4 Oct, 2023

Understanding Margin Calls and Margin Call Levels

Margin calls occur when a trader's account equity falls below a specified margin call level, typically due to losses. Brokers may request additional funds or close positions to restore the required margin, preventing further losses or account liquidation.


In the world of forex trading, "Margin Call Level" or simply "Margin Call" refers to a critical point reached by the Margin Level.

When this predefined point is reached, you face the potential risk of having some or all of your positions forcibly closed, commonly referred to as "liquidated."

The Margin Level acts as the "metric," while the "Margin Call Level" represents a specific value within that metric (i.e., the Margin Level). Despite the somewhat confusing nomenclature, it's essential to grasp these concepts.

For instance, certain forex brokers set a Margin Call Level at 100%. In this scenario, if your Margin Level falls to 100% or lower, a "Margin Call" will be triggered.

Understanding a Margin Call

A Margin Call is the broker's notification to you that your Margin Level has fallen below the required minimum level (the "Margin Call Level"). While Margin Calls used to come in the form of phone calls, they are now typically delivered through email or text messages. Regardless of the medium, the feeling that accompanies a Margin Call isn't pleasant.

A Margin Call occurs when your floating losses surpass your Used Margin, indicating that your Equity has dipped below your Used Margin due to these losses.

It's important to differentiate between a "Margin Call Level" and a "Margin Call":

  • A "Margin Call Level" is a specific threshold determined by your broker that can trigger a "Margin Call." It is expressed as a percentage (%) of the Margin Level, such as 100%.

  • A "Margin Call" is an event that occurs when the Margin Level falls below a certain value, the "Margin Call Level." This event prompts the broker to take some form of action, usually by sending a notification.

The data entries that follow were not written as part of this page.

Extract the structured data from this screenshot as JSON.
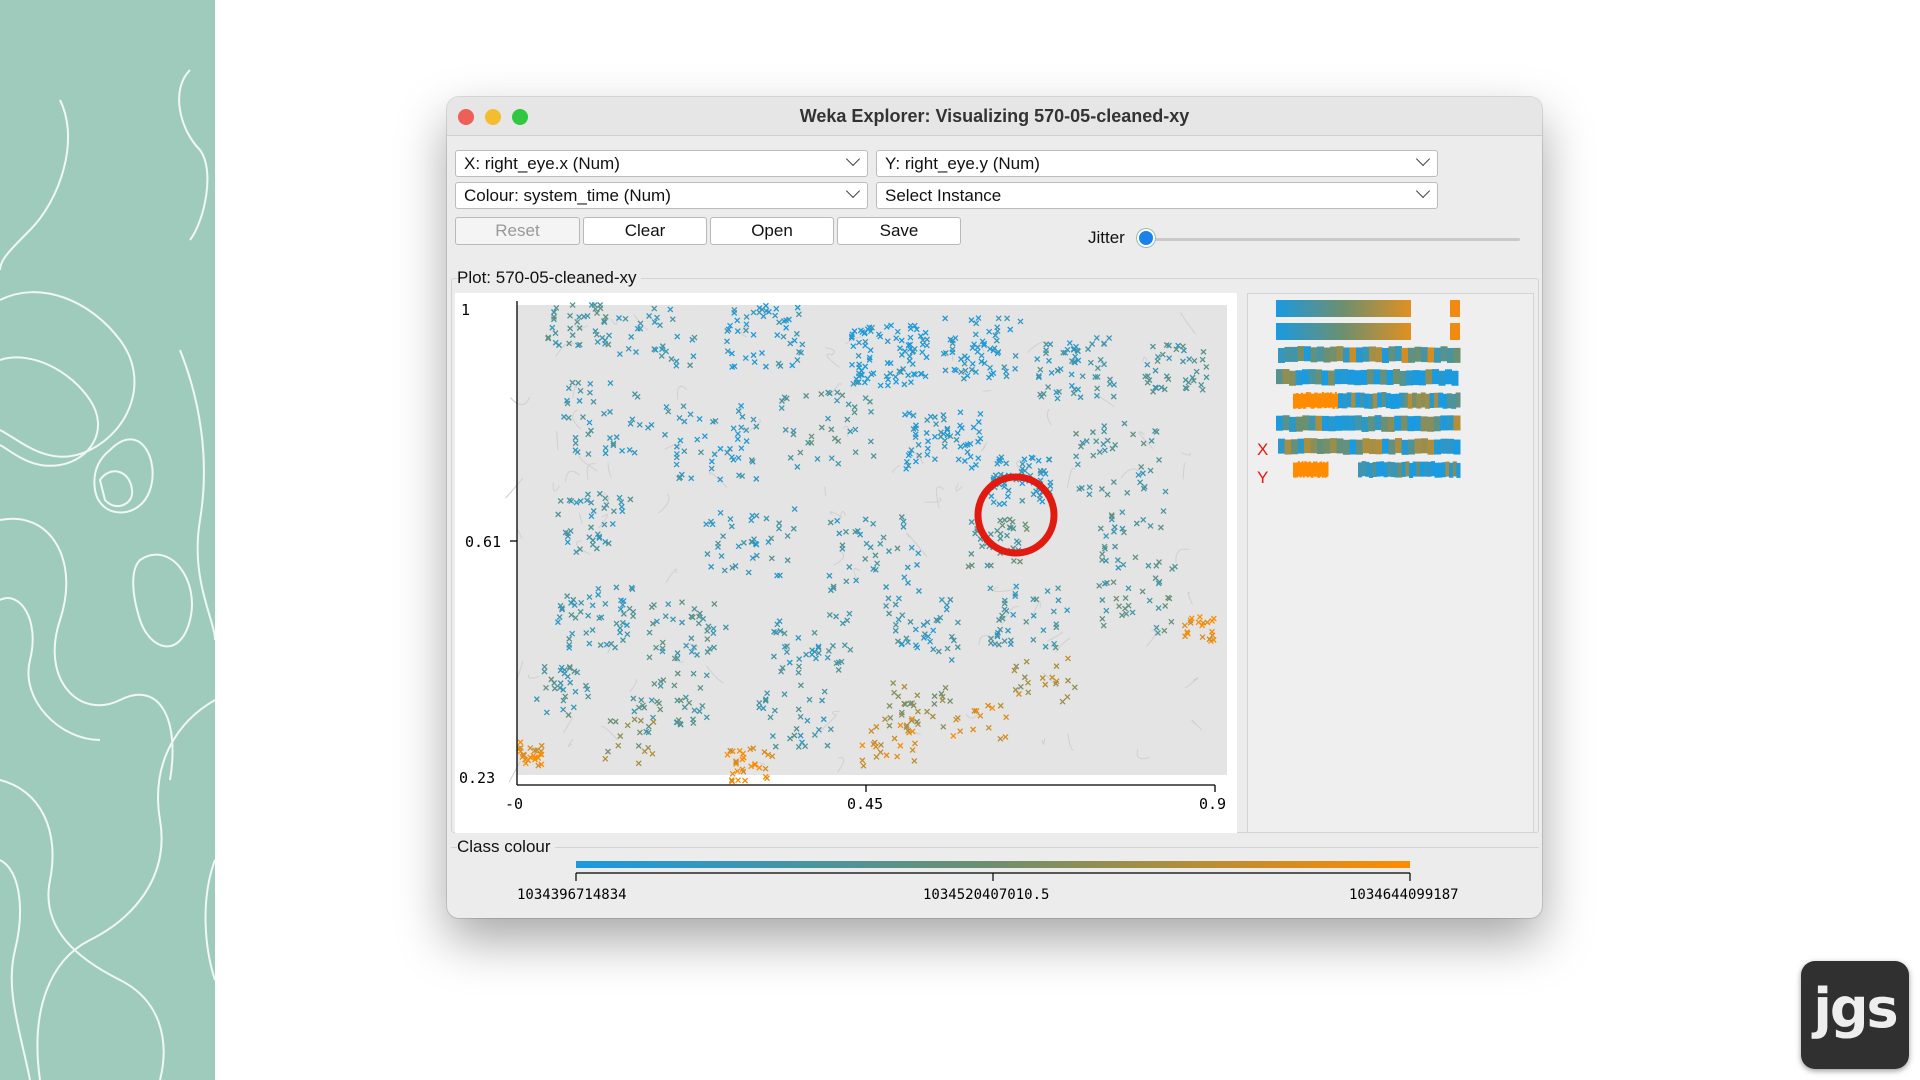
{
  "window": {
    "title": "Weka Explorer: Visualizing 570-05-cleaned-xy"
  },
  "controls": {
    "x_axis": "X: right_eye.x (Num)",
    "y_axis": "Y: right_eye.y (Num)",
    "colour": "Colour: system_time (Num)",
    "instance": "Select Instance",
    "buttons": {
      "reset": "Reset",
      "clear": "Clear",
      "open": "Open",
      "save": "Save"
    },
    "jitter_label": "Jitter",
    "jitter_value": 0
  },
  "plot": {
    "label": "Plot: 570-05-cleaned-xy",
    "y_ticks": [
      "1",
      "0.61",
      "0.23"
    ],
    "x_ticks": [
      "-0",
      "0.45",
      "0.9"
    ]
  },
  "attribute_panel": {
    "x_marker": "X",
    "y_marker": "Y"
  },
  "class_colour": {
    "label": "Class colour",
    "ticks": [
      "1034396714834",
      "1034520407010.5",
      "1034644099187"
    ],
    "color_low": "#1a9ae0",
    "color_mid": "#6e8f6e",
    "color_high": "#ff8c00"
  },
  "chart_data": {
    "type": "scatter",
    "xlabel": "right_eye.x",
    "ylabel": "right_eye.y",
    "xlim": [
      0,
      0.9
    ],
    "ylim": [
      0.23,
      1
    ],
    "color_by": "system_time",
    "colorbar_range": [
      1034396714834,
      1034644099187
    ],
    "highlight": "red-circle"
  },
  "badge": {
    "text": "jgs"
  }
}
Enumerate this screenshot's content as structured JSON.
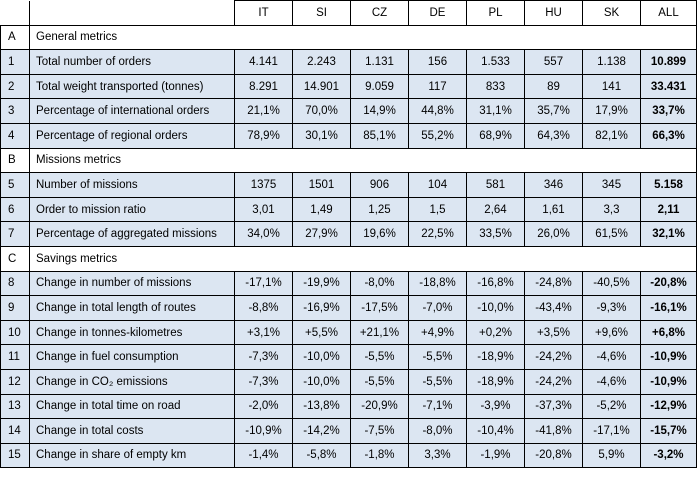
{
  "columns": [
    "IT",
    "SI",
    "CZ",
    "DE",
    "PL",
    "HU",
    "SK",
    "ALL"
  ],
  "sections": [
    {
      "id": "A",
      "title": "General metrics",
      "rows": [
        {
          "n": "1",
          "label": "Total number of orders",
          "values": [
            "4.141",
            "2.243",
            "1.131",
            "156",
            "1.533",
            "557",
            "1.138",
            "10.899"
          ]
        },
        {
          "n": "2",
          "label": "Total weight transported (tonnes)",
          "values": [
            "8.291",
            "14.901",
            "9.059",
            "117",
            "833",
            "89",
            "141",
            "33.431"
          ]
        },
        {
          "n": "3",
          "label": "Percentage of international orders",
          "values": [
            "21,1%",
            "70,0%",
            "14,9%",
            "44,8%",
            "31,1%",
            "35,7%",
            "17,9%",
            "33,7%"
          ]
        },
        {
          "n": "4",
          "label": "Percentage of regional orders",
          "values": [
            "78,9%",
            "30,1%",
            "85,1%",
            "55,2%",
            "68,9%",
            "64,3%",
            "82,1%",
            "66,3%"
          ]
        }
      ]
    },
    {
      "id": "B",
      "title": "Missions metrics",
      "rows": [
        {
          "n": "5",
          "label": "Number of missions",
          "values": [
            "1375",
            "1501",
            "906",
            "104",
            "581",
            "346",
            "345",
            "5.158"
          ]
        },
        {
          "n": "6",
          "label": "Order to mission ratio",
          "values": [
            "3,01",
            "1,49",
            "1,25",
            "1,5",
            "2,64",
            "1,61",
            "3,3",
            "2,11"
          ]
        },
        {
          "n": "7",
          "label": "Percentage of aggregated missions",
          "values": [
            "34,0%",
            "27,9%",
            "19,6%",
            "22,5%",
            "33,5%",
            "26,0%",
            "61,5%",
            "32,1%"
          ]
        }
      ]
    },
    {
      "id": "C",
      "title": "Savings metrics",
      "rows": [
        {
          "n": "8",
          "label": "Change in number of missions",
          "values": [
            "-17,1%",
            "-19,9%",
            "-8,0%",
            "-18,8%",
            "-16,8%",
            "-24,8%",
            "-40,5%",
            "-20,8%"
          ]
        },
        {
          "n": "9",
          "label": "Change in total length of routes",
          "values": [
            "-8,8%",
            "-16,9%",
            "-17,5%",
            "-7,0%",
            "-10,0%",
            "-43,4%",
            "-9,3%",
            "-16,1%"
          ]
        },
        {
          "n": "10",
          "label": "Change in tonnes-kilometres",
          "values": [
            "+3,1%",
            "+5,5%",
            "+21,1%",
            "+4,9%",
            "+0,2%",
            "+3,5%",
            "+9,6%",
            "+6,8%"
          ]
        },
        {
          "n": "11",
          "label": "Change in fuel consumption",
          "values": [
            "-7,3%",
            "-10,0%",
            "-5,5%",
            "-5,5%",
            "-18,9%",
            "-24,2%",
            "-4,6%",
            "-10,9%"
          ]
        },
        {
          "n": "12",
          "label": "Change in CO₂ emissions",
          "values": [
            "-7,3%",
            "-10,0%",
            "-5,5%",
            "-5,5%",
            "-18,9%",
            "-24,2%",
            "-4,6%",
            "-10,9%"
          ]
        },
        {
          "n": "13",
          "label": "Change in total time on road",
          "values": [
            "-2,0%",
            "-13,8%",
            "-20,9%",
            "-7,1%",
            "-3,9%",
            "-37,3%",
            "-5,2%",
            "-12,9%"
          ]
        },
        {
          "n": "14",
          "label": "Change in total costs",
          "values": [
            "-10,9%",
            "-14,2%",
            "-7,5%",
            "-8,0%",
            "-10,4%",
            "-41,8%",
            "-17,1%",
            "-15,7%"
          ]
        },
        {
          "n": "15",
          "label": "Change in share of empty km",
          "values": [
            "-1,4%",
            "-5,8%",
            "-1,8%",
            "3,3%",
            "-1,9%",
            "-20,8%",
            "5,9%",
            "-3,2%"
          ]
        }
      ]
    }
  ]
}
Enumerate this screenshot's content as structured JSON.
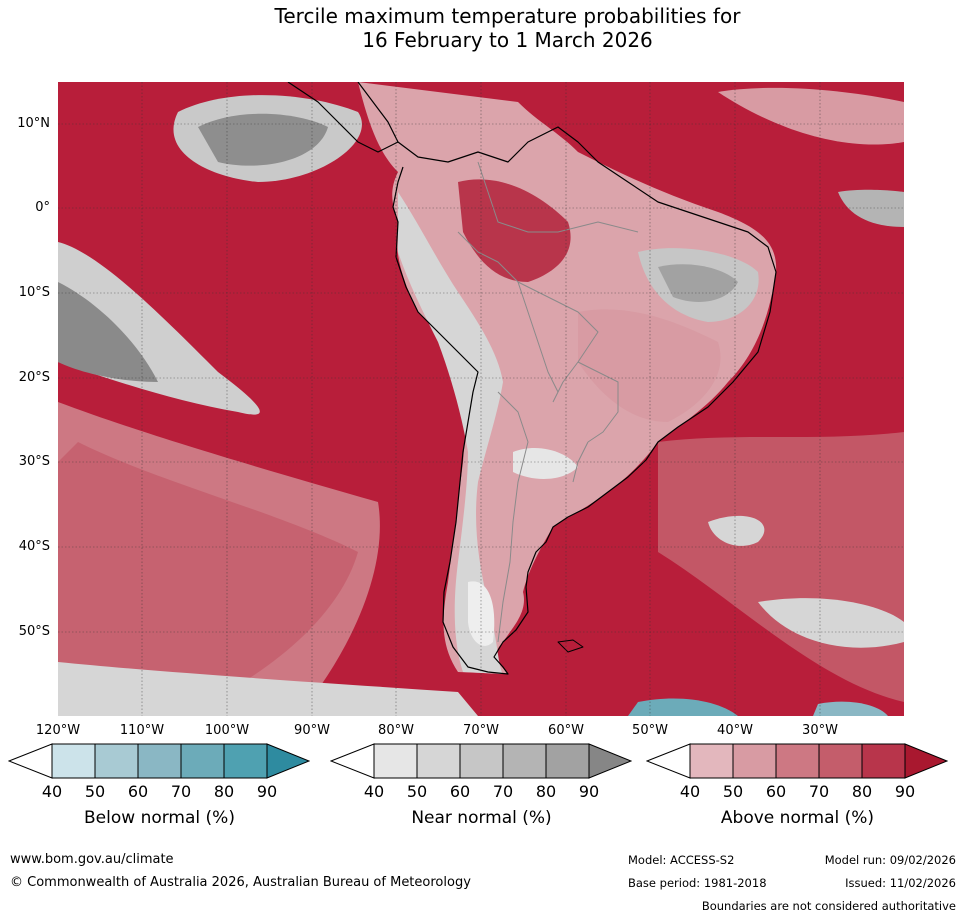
{
  "title": {
    "line1": "Tercile maximum temperature probabilities for",
    "line2": "16 February to 1 March 2026"
  },
  "map": {
    "latitude_labels": [
      "10°N",
      "0°",
      "10°S",
      "20°S",
      "30°S",
      "40°S",
      "50°S"
    ],
    "longitude_labels": [
      "120°W",
      "110°W",
      "100°W",
      "90°W",
      "80°W",
      "70°W",
      "60°W",
      "50°W",
      "40°W",
      "30°W"
    ],
    "ocean_color": "#b81e3a",
    "land_outline_color": "#000000"
  },
  "legends": [
    {
      "label": "Below normal (%)",
      "ticks": [
        "40",
        "50",
        "60",
        "70",
        "80",
        "90"
      ],
      "colors": [
        "#cce3ea",
        "#a8cad3",
        "#8ab7c4",
        "#6cabb9",
        "#4fa1b1",
        "#2e8ba0"
      ]
    },
    {
      "label": "Near normal (%)",
      "ticks": [
        "40",
        "50",
        "60",
        "70",
        "80",
        "90"
      ],
      "colors": [
        "#e6e6e6",
        "#d6d6d6",
        "#c6c6c6",
        "#b4b4b4",
        "#a2a2a2",
        "#868686"
      ]
    },
    {
      "label": "Above normal (%)",
      "ticks": [
        "40",
        "50",
        "60",
        "70",
        "80",
        "90"
      ],
      "colors": [
        "#e3b7bd",
        "#d89ba3",
        "#cd7883",
        "#c45d6b",
        "#b8354b",
        "#a9182f"
      ]
    }
  ],
  "footer": {
    "website": "www.bom.gov.au/climate",
    "copyright": "© Commonwealth of Australia 2026, Australian Bureau of Meteorology",
    "model": "Model: ACCESS-S2",
    "base_period": "Base period: 1981-2018",
    "model_run": "Model run: 09/02/2026",
    "issued": "Issued: 11/02/2026",
    "disclaimer": "Boundaries are not considered authoritative"
  }
}
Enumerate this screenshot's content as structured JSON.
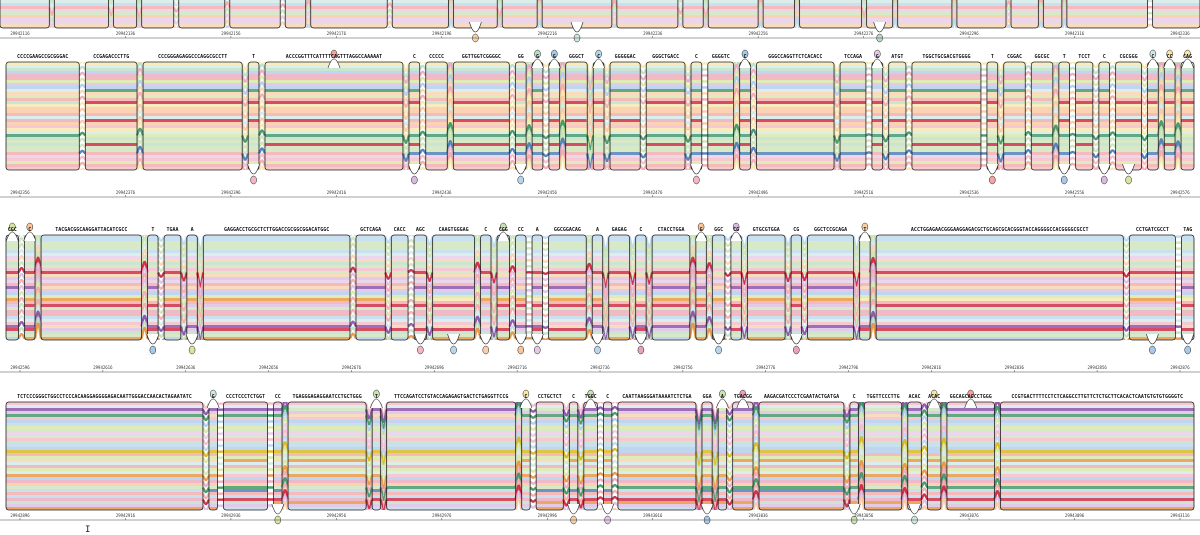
{
  "viewer": {
    "cursor_glyph": "I",
    "palette": [
      "#f3b6c4",
      "#f7d0a8",
      "#c9e2b3",
      "#b7d6ec",
      "#e6c8e6",
      "#f6e6a8",
      "#cfe8e4",
      "#f2a3a3",
      "#d8b9e0",
      "#b9dcc4",
      "#f9c49a",
      "#a9c8e8",
      "#e8a3b8",
      "#d6e5a0",
      "#c8102e",
      "#e68a2e",
      "#2e8b57",
      "#3a6fb0",
      "#7b3fa0",
      "#d4b106"
    ],
    "rows": [
      {
        "coordinates": [
          "29942116",
          "29942136",
          "29942156",
          "29942176",
          "29942196",
          "29942216",
          "29942236",
          "29942256",
          "29942276",
          "29942296",
          "29942316",
          "29942336"
        ],
        "labels": []
      },
      {
        "coordinates": [
          "29942356",
          "29942376",
          "29942396",
          "29942416",
          "29942436",
          "29942456",
          "29942476",
          "29942496",
          "29942516",
          "29942536",
          "29942556",
          "29942576"
        ],
        "labels": [
          "CCCCGAAGCCGCGGGAC",
          "CCGAGACCCTTG",
          "CCCGGGAGAGGCCCAGGCGCCTT",
          "T",
          "ACCCGGTTTCATTTTCAGTTTAGGCCAAAAAT",
          "C",
          "CCCCC",
          "GGTTGGTCGGGGC",
          "GG",
          "G",
          "G",
          "GGGCT",
          "C",
          "GGGGGAC",
          "GGGCTGACC",
          "C",
          "GGGGTC",
          "C",
          "GGGCCAGGTTCTCACACC",
          "TCCAGA",
          "G",
          "ATGT",
          "TGGCTGCGACGTGGGG",
          "T",
          "CGGAC",
          "GGCGC",
          "T",
          "TCCT",
          "C",
          "CGCGGG",
          "C",
          "CC",
          "CAG"
        ]
      },
      {
        "coordinates": [
          "29942596",
          "29942616",
          "29942636",
          "29942656",
          "29942676",
          "29942696",
          "29942716",
          "29942736",
          "29942756",
          "29942776",
          "29942796",
          "29942816",
          "29942836",
          "29942856",
          "29942876"
        ],
        "labels": [
          "CGC",
          "C",
          "TACGACGGCAAGGATTACATCGCC",
          "T",
          "TGAA",
          "A",
          "GAGGACCTGCGCTCTTGGACCGCGGCGGACATGGC",
          "GCTCAGA",
          "CACC",
          "AGC",
          "CAAGTGGGAG",
          "C",
          "CGG",
          "CC",
          "A",
          "GGCGGACAG",
          "A",
          "GAGAG",
          "C",
          "CTACCTGGA",
          "G",
          "GGC",
          "CG",
          "GTGCGTGGA",
          "CG",
          "GGCTCCGCAGA",
          "T",
          "ACCTGGAGAACGGGAAGGAGACGCTGCAGCGCACGGGTACCAGGGGCCACGGGGCGCCT",
          "CCTGATCGCCT",
          "TAG"
        ]
      },
      {
        "coordinates": [
          "29942896",
          "29942916",
          "29942936",
          "29942956",
          "29942976",
          "29942996",
          "29943016",
          "29943036",
          "29943056",
          "29943076",
          "29943096",
          "29943116"
        ],
        "labels": [
          "TCTCCCGGGCTGGCCTCCCACAAGGAGGGGAGACAATTGGGACCAACACTAGAATATC",
          "G",
          "CCCTCCCTCTGGT",
          "CC",
          "TGAGGGAGAGGAATCCTGCTGGG",
          "T",
          "TTCCAGATCCTGTACCAGAGAGTGACTCTGAGGTTCCG",
          "C",
          "CCTGCTCT",
          "C",
          "TGGC",
          "C",
          "CAATTAAGGGATAAAATCTCTGA",
          "GGA",
          "A",
          "TGACGG",
          "AAGACGATCCCTCGAATACTGATGA",
          "C",
          "TGGTTCCCTTG",
          "ACAC",
          "ACAC",
          "GGCAGCAGCCTGGG",
          "CCGTGACTTTTCCTCTCAGGCCTTGTTCTCTGCTTCACACTCAATGTGTGTGGGGTC"
        ]
      }
    ]
  }
}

Consider it akin to boiling water:

  • The Margin Level is analogous to temperature, with various values like 0°C, 47°C, 89°C, etc.
  • The Margin Call Level corresponds to a specific temperature, much like 100°C.
  • A Margin Call is akin to the boiling point, the moment when a liquid transforms into vapor.

Example: Margin Call Level at 100%

Imagine your forex broker sets a Margin Call Level at 100%. This implies that your trading platform will send a warning notification when your Margin Level hits 100%.

Apart from the notification, your trading activities will also be impacted. When your account's Margin Level reaches 100%, you will be unable to initiate new positions; you can only close existing ones.

A Margin Call Level of 100% indicates that your Equity is equal to or less than your Used Margin. This transpires when you have open positions incurring escalating floating losses.

For instance, assume you start with a $1,000 account and open a EUR/USD position with 1 mini lot (10,000 units), requiring a $200 Required Margin. With only one position open, your Used Margin matches the Required Margin at $200.

Unfortunately, your trade immediately goes south, plunging 800 pips down, resulting in a floating loss of $800. Consequently, your Equity dwindles to $200.

  • Equity = Balance + Floating P/L
  • $200 = $1,000 - $800

At this juncture, your Margin Level stands at 100%.

  • Margin Level = (Equity / Used Margin) x 100%
  • 100% = ($200 / $200) x 100%

When the Margin Level hits 100%, you won't be able to open new positions unless:

  • The market reverses in your favor.
  • Your Equity surpasses your Used Margin.

If the first condition doesn't materialize, the second can only be achieved by:

  • Depositing more funds into your account.
  • Closing out existing positions.

Your account will remain unable to initiate new positions until the Margin Level exceeds 100%.

But what if your trade continues to deteriorate? If your Margin Level further drops to another predefined level, the broker will be compelled to close your position. This second level is known as the "Stop Out Level" and varies among brokers.

If a Margin Call event is analogous to water boiling, a Stop Out event equates to being scalded by the boiling water!